Sean Trane
My buddy Martin (Alucard) had warned me of this band a while go, but I must say that I didn’t have a chance to investigate PB before, and early this year, I held off until this month of September, because I knew I would see them on the 4th RIO festival in Carmaux. Having seen the concert, I bought their debut album immediately after the show. This strange mixture of jazz and metal music is the brainchild of guitarist Jan Zehrfeld, and the results are surprising enough, even though in concert, it came as completely similar to what I expected, although I had never heard a note (at least knowingly) from the band. The two guitar and sax attack is rather predictable once you’ve actually understood where the band is heading into, especially when the bass gets funky ala Living Colours.
This first album is definitely a first attempt, and is made almost entirely of covers adapted to the then-tentative sound of PB, if you’ll except two or three tracks. Among the covers are such diverse songs, as far apart as possible, ranging from the Pink Panther theme and Birdland (the WR hit track) all the way to Black Sabbath, AC/DC, Purple and Scorpions hits. You’ll have a hard time recognizing the Pink Panther theme from the original, and indeed sometimes you’ll get a piece of the theme to link the Zappa-meets metal lunacy of the adaptation. While the covers are relatively unrecognizable outside the main themes, it still is rather interesting to hear their musical lunacy. They tend to soften (read jazzify) the metal tracks like Winds Of Change, and harden (read metalize) the jazz tracks such as Birdland.
As for the original compositions, they rank from RIO/Avant realm (somewhere between Zappa, 90’s Crimson and some 00’s Californian prog/Cuneiform groups) to more metallic moments ala Sepultura, RATM and RCHP with some light cookie-monster barfs here and there. Generally it simply sounds way too complex, as if they chose to complicate things for the sake of being difficult to permeate. At times, the music can be fun, but, ultimately, the sheer repetitions of ultra-complex movements are saturating even the experienced ears.
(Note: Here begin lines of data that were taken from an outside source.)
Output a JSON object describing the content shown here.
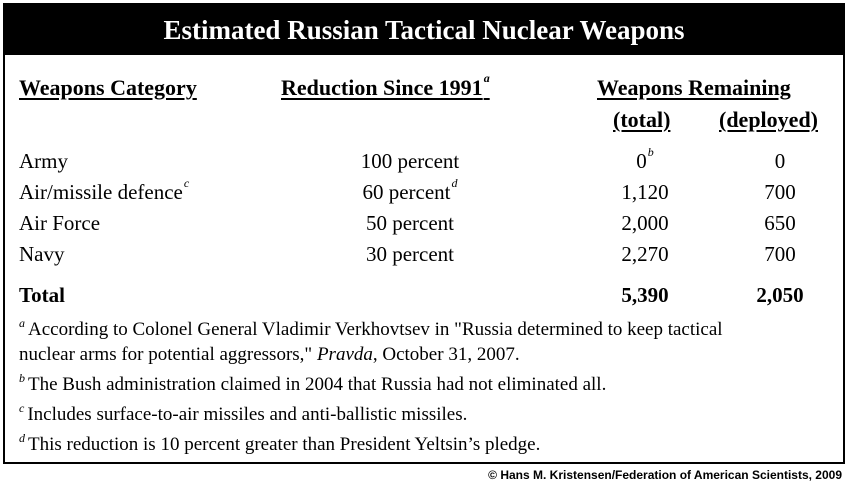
{
  "title": "Estimated Russian Tactical Nuclear Weapons",
  "headers": {
    "category": "Weapons Category",
    "reduction": "Reduction Since 1991",
    "reduction_note": "a",
    "remaining": "Weapons Remaining",
    "total_col": "(total)",
    "deployed_col": "(deployed)"
  },
  "rows": [
    {
      "category": "Army",
      "category_note": "",
      "reduction": "100 percent",
      "reduction_note": "",
      "total": "0",
      "total_note": "b",
      "deployed": "0"
    },
    {
      "category": "Air/missile defence",
      "category_note": "c",
      "reduction": "60 percent",
      "reduction_note": "d",
      "total": "1,120",
      "total_note": "",
      "deployed": "700"
    },
    {
      "category": "Air Force",
      "category_note": "",
      "reduction": "50 percent",
      "reduction_note": "",
      "total": "2,000",
      "total_note": "",
      "deployed": "650"
    },
    {
      "category": "Navy",
      "category_note": "",
      "reduction": "30 percent",
      "reduction_note": "",
      "total": "2,270",
      "total_note": "",
      "deployed": "700"
    }
  ],
  "totals": {
    "label": "Total",
    "total": "5,390",
    "deployed": "2,050"
  },
  "notes": [
    {
      "mark": "a",
      "line1_pre": "According to Colonel General Vladimir Verkhovtsev in \"Russia determined to keep tactical",
      "line2_pre": "nuclear arms for potential aggressors,\" ",
      "line2_italic": "Pravda",
      "line2_post": ", October 31, 2007."
    },
    {
      "mark": "b",
      "text": "The Bush administration claimed in 2004 that Russia had not eliminated all."
    },
    {
      "mark": "c",
      "text": "Includes surface-to-air missiles and anti-ballistic missiles."
    },
    {
      "mark": "d",
      "text": "This reduction is 10 percent greater than President Yeltsin’s pledge."
    }
  ],
  "credit": "© Hans M. Kristensen/Federation of American Scientists, 2009"
}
Overall, I tend to prefer the group’s original composition to the treatment of the covers they chose to metamorphose. Maybe PB’s merits lies in the fact that they could lead quite a few metalheads into getting acquainted with jazz idiosyncrasies (but most likely it will be a one-way street), and that attempt alone is very laudable, despite being a tad too obvious for my liking.
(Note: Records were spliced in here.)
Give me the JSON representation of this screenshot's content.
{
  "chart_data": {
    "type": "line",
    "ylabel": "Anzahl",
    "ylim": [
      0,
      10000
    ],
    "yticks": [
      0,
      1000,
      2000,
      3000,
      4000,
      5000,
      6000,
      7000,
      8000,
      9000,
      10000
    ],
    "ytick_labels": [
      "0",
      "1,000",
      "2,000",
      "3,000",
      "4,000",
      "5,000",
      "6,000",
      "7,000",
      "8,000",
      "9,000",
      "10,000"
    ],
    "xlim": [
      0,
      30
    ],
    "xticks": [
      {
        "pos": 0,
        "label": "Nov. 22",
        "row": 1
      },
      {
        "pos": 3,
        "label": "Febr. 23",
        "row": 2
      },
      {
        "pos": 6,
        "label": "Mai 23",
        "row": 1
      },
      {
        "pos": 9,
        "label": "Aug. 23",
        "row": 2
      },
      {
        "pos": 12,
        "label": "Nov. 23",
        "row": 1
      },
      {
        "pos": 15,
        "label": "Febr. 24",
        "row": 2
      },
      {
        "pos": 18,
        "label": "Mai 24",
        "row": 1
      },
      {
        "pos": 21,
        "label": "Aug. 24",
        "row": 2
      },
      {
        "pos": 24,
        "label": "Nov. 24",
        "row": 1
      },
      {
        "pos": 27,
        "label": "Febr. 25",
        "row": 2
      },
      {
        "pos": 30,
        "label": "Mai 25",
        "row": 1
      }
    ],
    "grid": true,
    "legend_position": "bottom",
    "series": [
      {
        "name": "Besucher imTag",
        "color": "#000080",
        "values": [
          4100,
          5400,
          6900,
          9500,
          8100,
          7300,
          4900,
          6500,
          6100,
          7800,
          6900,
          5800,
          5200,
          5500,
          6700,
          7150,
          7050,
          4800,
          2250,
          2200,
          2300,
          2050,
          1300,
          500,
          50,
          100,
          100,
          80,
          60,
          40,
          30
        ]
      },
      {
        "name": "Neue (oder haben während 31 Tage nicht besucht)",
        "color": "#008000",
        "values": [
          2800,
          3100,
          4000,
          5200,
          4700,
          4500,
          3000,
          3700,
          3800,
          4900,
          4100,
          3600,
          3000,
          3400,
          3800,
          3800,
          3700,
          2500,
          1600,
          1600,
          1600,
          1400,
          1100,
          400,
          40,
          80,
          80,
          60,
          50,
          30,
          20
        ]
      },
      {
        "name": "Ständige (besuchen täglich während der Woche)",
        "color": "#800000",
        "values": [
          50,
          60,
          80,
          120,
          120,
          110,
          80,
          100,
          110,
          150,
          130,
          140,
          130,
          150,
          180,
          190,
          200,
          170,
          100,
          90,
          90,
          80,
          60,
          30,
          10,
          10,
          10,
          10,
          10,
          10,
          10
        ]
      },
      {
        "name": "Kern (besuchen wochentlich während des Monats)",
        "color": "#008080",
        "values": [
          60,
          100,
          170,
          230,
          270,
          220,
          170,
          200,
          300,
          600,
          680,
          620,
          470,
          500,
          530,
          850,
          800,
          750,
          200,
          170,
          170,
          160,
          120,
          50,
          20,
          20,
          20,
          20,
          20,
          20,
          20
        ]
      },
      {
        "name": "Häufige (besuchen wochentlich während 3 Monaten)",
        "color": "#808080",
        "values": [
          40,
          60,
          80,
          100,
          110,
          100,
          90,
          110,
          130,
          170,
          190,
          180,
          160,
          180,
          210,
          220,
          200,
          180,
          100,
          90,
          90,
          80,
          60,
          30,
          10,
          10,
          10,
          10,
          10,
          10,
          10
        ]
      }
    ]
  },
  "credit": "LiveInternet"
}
While PB’s music is certainly one of kind and doesn’t really resemble anything you’ve heard elsewhere, I can’t say that I’m overwhelmed by the “formula”, because that’s pretty well what it sounds like… A chemical formula of a recipe, one that isn’t immediately digestible by this aural stomach of mine, one that seems created from apparently un-mixable ingredients, and these don’t actually mesh or melt into each other very well, if at all. In concert (at least the one I saw), the group constantly changes from the metal realm to the jazz idiom, but fairly rare are the actual harmonically successful meetings between the two opposite ends of their musical spectrum. And this first attempt does only confirm what I saw in concert. While musically impressive and definitely worth the investigation, I remain unconvinced and, to be honest, a bit under-whelmed.